Summer Gains in Alamo

A Texas community college system has had some success offering free summer courses to encourage students to pursue full-time status, but questions remain about why more students aren't taking up the offer.

September 19, 2018
St. Philip's College

A program that began as a unique initiative to eliminate “summer melt” has also led to increases in the number of students returning to campus and taking on larger course loads to get to graduation quicker.

The Alamo Colleges District is two years into its Summer Momentum Program, which officially started in 2017 and provides scholarships for free summer courses at its system of five Texas community colleges to students who earned at least 18 credit hours in the preceding fall and spring. Students who carry between 18- and 24-credit course loads can receive up to six free credit hours in the subsequent summer.

The program was created to counter what some academics call “summer melt,” which occurs when students who were enrolled in the spring don't return for the fall semester, and to encourage more students to attend full-time. So far, more than 7,000 Alamo students, about 34 percent of the total student population, have participated in the program each year, according to the district's data. The free courses cost the system about $3 million a year.
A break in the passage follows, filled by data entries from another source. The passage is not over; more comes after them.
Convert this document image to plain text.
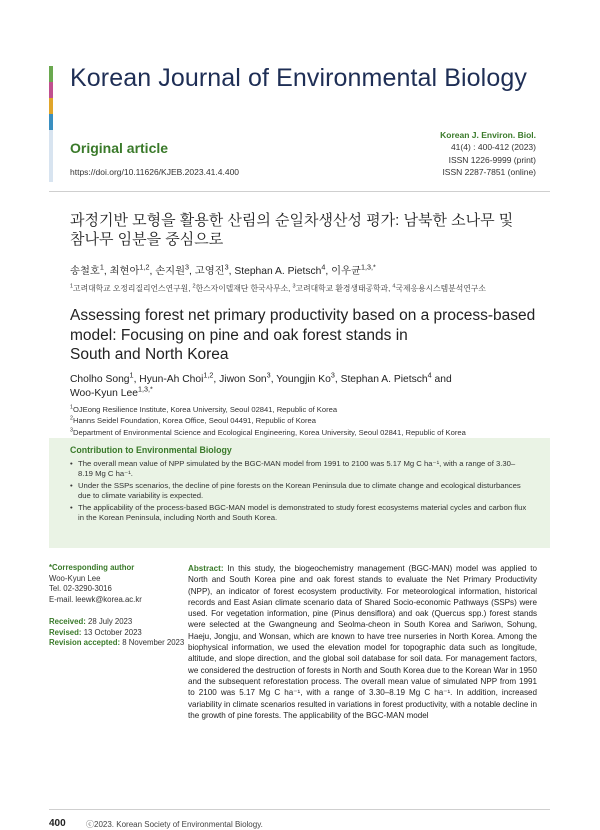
Korean Journal of Environmental Biology
Original article
https://doi.org/10.11626/KJEB.2023.41.4.400
Korean J. Environ. Biol.
41(4) : 400-412 (2023)
ISSN 1226-9999 (print)
ISSN 2287-7851 (online)
과정기반 모형을 활용한 산림의 순일차생산성 평가: 남북한 소나무 및
참나무 임분을 중심으로
송철호$^1$, 최현아$^{1,2}$, 손지원$^3$, 고영진$^3$, Stephan A. Pietsch$^4$, 이우균$^{1,3,*}$
$^1$고려대학교 오정리질리언스연구원, $^2$한스자이델재단 한국사무소, $^3$고려대학교 환경생태공학과, $^4$국제응용시스템분석연구소
Assessing forest net primary productivity based on a process-based
model: Focusing on pine and oak forest stands in
South and North Korea
Cholho Song$^1$, Hyun-Ah Choi$^{1,2}$, Jiwon Son$^3$, Youngjin Ko$^3$, Stephan A. Pietsch$^4$ and Woo-Kyun Lee$^{1,3,*}$
$^1$OJEong Resilience Institute, Korea University, Seoul 02841, Republic of Korea
$^2$Hanns Seidel Foundation, Korea Office, Seoul 04491, Republic of Korea
$^3$Department of Environmental Science and Ecological Engineering, Korea University, Seoul 02841, Republic of Korea
Contribution to Environmental Biology
• The overall mean value of NPP simulated by the BGC-MAN model from 1991 to 2100 was 5.17 Mg C ha⁻¹, with a range of 3.30–8.19 Mg C ha⁻¹.
• Under the SSPs scenarios, the decline of pine forests on the Korean Peninsula due to climate change and ecological disturbances due to climate variability is expected.
• The applicability of the process-based BGC-MAN model is demonstrated to study forest ecosystems material cycles and carbon flux in the Korean Peninsula, including North and South Korea.
*Corresponding author
Woo-Kyun Lee
Tel. 02-3290-3016
E-mail. leewk@korea.ac.kr
Received: 28 July 2023
Revised: 13 October 2023
Revision accepted: 8 November 2023
Abstract: In this study, the biogeochemistry management (BGC-MAN) model was applied to North and South Korea pine and oak forest stands to evaluate the Net Primary Productivity (NPP), an indicator of forest ecosystem productivity. For meteorological information, historical records and East Asian climate scenario data of Shared Socio-economic Pathways (SSPs) were used. For vegetation information, pine (Pinus densiflora) and oak (Quercus spp.) forest stands were selected at the Gwangneung and Seolma-cheon in South Korea and Sariwon, Sohung, Haeju, Jongju, and Wonsan, which are known to have tree nurseries in North Korea. Among the biophysical information, we used the elevation model for topographic data such as longitude, altitude, and slope direction, and the global soil database for soil data. For management factors, we considered the destruction of forests in North and South Korea due to the Korean War in 1950 and the subsequent reforestation process. The overall mean value of simulated NPP from 1991 to 2100 was 5.17 Mg C ha⁻¹, with a range of 3.30–8.19 Mg C ha⁻¹. In addition, increased variability in climate scenarios resulted in variations in forest productivity, with a notable decline in the growth of pine forests. The applicability of the BGC-MAN model
400	ⓒ2023. Korean Society of Environmental Biology.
“We did see higher levels of persistence and we saw slightly higher grade point averages as they persisted compared to those who did not take advantage of the summer momentum program,” said Diane Snyder, Alamo’s vice chancellor for finance and administration and interim vice chancellor for economic and work-force development.

At San Antonio College, 42.5 percent of students in the summer program were enrolled during the following fall semester in 2017 compared to 28 percent of students who did not receive the scholarship. Northwest Vista College also saw significant gains in persistence in the first year of the program, with 63.6 percent of students in the summer program enrolling the subsequent fall compared to 43.2 percent of their peers who did not participate in the summer program.
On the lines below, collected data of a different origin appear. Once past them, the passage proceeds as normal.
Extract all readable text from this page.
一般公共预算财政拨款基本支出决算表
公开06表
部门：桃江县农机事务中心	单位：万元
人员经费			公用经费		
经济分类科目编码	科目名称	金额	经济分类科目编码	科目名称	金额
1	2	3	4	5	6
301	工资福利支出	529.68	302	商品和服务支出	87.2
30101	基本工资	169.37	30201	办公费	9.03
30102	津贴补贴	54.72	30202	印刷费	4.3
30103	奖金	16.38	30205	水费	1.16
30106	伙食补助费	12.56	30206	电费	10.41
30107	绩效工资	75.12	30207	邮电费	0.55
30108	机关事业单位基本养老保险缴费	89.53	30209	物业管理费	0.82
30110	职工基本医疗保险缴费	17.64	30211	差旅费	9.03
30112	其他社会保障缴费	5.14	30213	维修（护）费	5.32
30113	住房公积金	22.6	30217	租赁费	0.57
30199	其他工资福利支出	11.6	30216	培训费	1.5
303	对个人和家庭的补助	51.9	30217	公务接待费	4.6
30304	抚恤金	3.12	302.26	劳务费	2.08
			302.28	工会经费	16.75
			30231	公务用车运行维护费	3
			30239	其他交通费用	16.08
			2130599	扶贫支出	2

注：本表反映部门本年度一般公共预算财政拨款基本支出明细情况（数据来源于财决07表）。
The system also saw students taking more classes in the summer than the scholarships covered. For example, of the more than 3,700 students who qualified for three free credits in the summer, about two-thirds of them enrolled in more credit hours. Among those who qualified for six free credit hours -- about 3,800 students -- about one-third of them enrolled in more than six credits. This year for the first time, students could choose to use summer Pell Grant funding to cover the costs of courses that weren't covered by the scholarship.

Davis Jenkins, a senior research associate with the Community College Research Center at Teachers College at Columbia University, said the numbers indicate a consciousness among program administrators and participating students about the time and work it takes to earn a degree.

“Most community college students nationally don’t have a plan or know how far they have to go, or even know they need to get through quickly,” he said.

Jenkins said the increases Alamo is seeing reflect the work the district is doing as part of its guided pathways effort, which helps students identify the credits they have, the credits they need and how long it will take them to graduate.

“Colleges are increasing their full-time enrollment even in some cases where head-count enrollment is declining because students are taking more courses,” he said. “And they’re able to take more courses because every student is on a plan.”

Despite the early successes of the summer initiative, some challenges remain.

“We had thought perhaps in the second summer we’d see more students taking advantage of the program, and so far, we’re seeing about the same,” Snyder said. “So we need to peel that onion a little more.”

About 50 percent of eligible students who earned 18 to 24 credits over the fall and spring semesters have participated in the program each year. In 2017, more than 14,200 students qualified for the scholarship, and in 2018, 14,290 students were eligible for the program. The number of students participating in the program has remained relatively the same since it began. A total of 7,256 students participated in 2017, but this past summer only 7,225 students received the scholarship.

District officials suspect that some students who are eligible for the scholarship may graduate from Alamo before they can take advantage of it, or they may not be interested in taking more courses in the summer regardless of whether it’s free or not, Snyder said.

The colleges plan to dig into the data to understand why eligible students are not enrolling in the free courses. The system also plans to follow the students for longer than two summers to see whether they graduate or transfer, but so far, it’s too early for that level of detail, Snyder said.

There have been several popular initiatives around the country to help students increase the number of courses they take each year so they can graduate sooner. For instance, Complete College America, a nonprofit organization, promotes a 15 to Finish initiative that encourages students to pursue at least 15 credits per semester. And California has a new program that awards qualified community college students up to $4,000 a year if they take 15 credits or more per semester. Meanwhile, in Ohio, Marion Technical College has a new program that awards students a tuition-free second year -- or 35 credit hours free -- if they complete at least 30 hours of college-level courses in the first year while earning a 2.5 grade point average.

The next step for Alamo will be examining the data to determine who is taking advantage of the program and whether they’re closing racial equity gaps, Jenkins said. He noted that the gains at Palo Alto College are significant because it’s also a Hispanic-serving institution.

“This could be big in community colleges,” he said. “All of the colleges over all are improving and that’s really impressive … but how is this benefiting older students, low-income students and students of color?”